Every single holiday season, without fail, this happens: I get a deep craving for eggnog, resist until I can't resist any longer, buy a carton, pour myself a small glass, and find satisfaction in just a few sips. The problem is I leave myself with the majority of the carton left over after I've fulfilled my craving. What the heck do I do with all the rest?
That's when I end up scouring the internet for recipes using the remainder. Here's the recipe I'll now turn to. This French toast casserole not only tastes of the holidays, but it's also a make-ahead dish that's a welcome addition to your breakfast roaster this time of year.
Eggnog French Toast Casserole: Watch the Video
A Sweet Breakfast Casserole for Holiday Mornings
This casserole has all the rich, custardy goodness that classic French toast has, but it's geared to serve a crowd. Assemble it the night before you're expecting hungry mouths to feed at the breakfast table. Then all you have to do it toss it in the oven in the morning. A glug of bourbon enhances the eggnog flavor of the dish, but vanilla is a great substitute if you'd rather avoid it. Just don't forget the dusting of cinnamon and powdered sugar on top before bringing this to the table — it is the holidays, after all!
Make-Ahead Eggnog French Toast Casserole
4 tablespoons unsalted butter, at room temperature
6 large eggs
3 cups eggnog
1 cup whole or 2% milk
1/2 cup granulated sugar
2 tablespoons bourbon or 2 teaspoons vanilla extract
1/8 teaspoon salt
Powdered sugar, ground cinnamon, and warm maple syrup, for serving
Arrange a rack in the middle of the oven and heat to 350°F. Spread the bread slices in a single layer on a baking sheet. Toast until dry and very lightly golden-brown, about 10 minutes. Set aside to cool slightly.
Coat a 3-quart or 9x13-inch baking dish with 1/2 tablespoon of the butter. Spread the remaining butter on one side of the bread slices. Cut or tear the buttered bread slices into roughly 1-inch pieces and place them in the prepared baking dish in an even layer.
Whisk the eggnog, milk, eggs, sugar, bourbon (or vanilla, if using), and salt together in a large bowl.
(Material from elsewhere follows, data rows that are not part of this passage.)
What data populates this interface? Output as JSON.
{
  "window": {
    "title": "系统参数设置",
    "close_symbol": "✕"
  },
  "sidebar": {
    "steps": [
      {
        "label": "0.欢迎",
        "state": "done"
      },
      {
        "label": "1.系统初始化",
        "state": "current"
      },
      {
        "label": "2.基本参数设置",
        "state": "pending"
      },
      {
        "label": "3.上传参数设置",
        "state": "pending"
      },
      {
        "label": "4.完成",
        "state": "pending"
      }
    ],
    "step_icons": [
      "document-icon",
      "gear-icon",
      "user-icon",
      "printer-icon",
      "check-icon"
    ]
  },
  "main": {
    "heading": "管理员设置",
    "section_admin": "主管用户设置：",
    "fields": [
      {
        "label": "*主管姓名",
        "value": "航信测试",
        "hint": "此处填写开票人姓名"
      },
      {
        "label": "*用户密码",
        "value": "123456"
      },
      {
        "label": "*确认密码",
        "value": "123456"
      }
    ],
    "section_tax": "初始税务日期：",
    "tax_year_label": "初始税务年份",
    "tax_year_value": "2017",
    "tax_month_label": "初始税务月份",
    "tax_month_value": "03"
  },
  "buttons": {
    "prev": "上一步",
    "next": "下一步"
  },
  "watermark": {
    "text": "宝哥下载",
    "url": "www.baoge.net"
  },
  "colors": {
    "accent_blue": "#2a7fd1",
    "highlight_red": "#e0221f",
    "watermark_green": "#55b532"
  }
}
Pour evenly over the bread cubes and gently press down with your hands to make sure all of the bread gets saturated. Cover the dish with aluminum foil and refrigerate for 1 hour or overnight.
To bake, arrange a rack in the middle of the oven and heat to 350°F.
Uncover the bread pudding. Bake until a tester inserted in the center comes out clean and the tips of the bread are lightly toasted, 45 to 50 minutes in a metal pan or up to 55 minutes in a glass or ceramic pan. If the crust seems like it's getting dark before the custard is done, tent the dish loosely with foil.
Transfer the bread pudding to a wire rack and let stand at least 10 minutes before serving. Sprinkle with powdered sugar and cinnamon and serve with warm maple syrup.
- Storage: Leftovers will keep for 5 days in the refrigerator. Serve cold, room temperature, or warmed in a 350°F oven, covered loosely with aluminum foil, until warmed through, 10 to 15 minutes.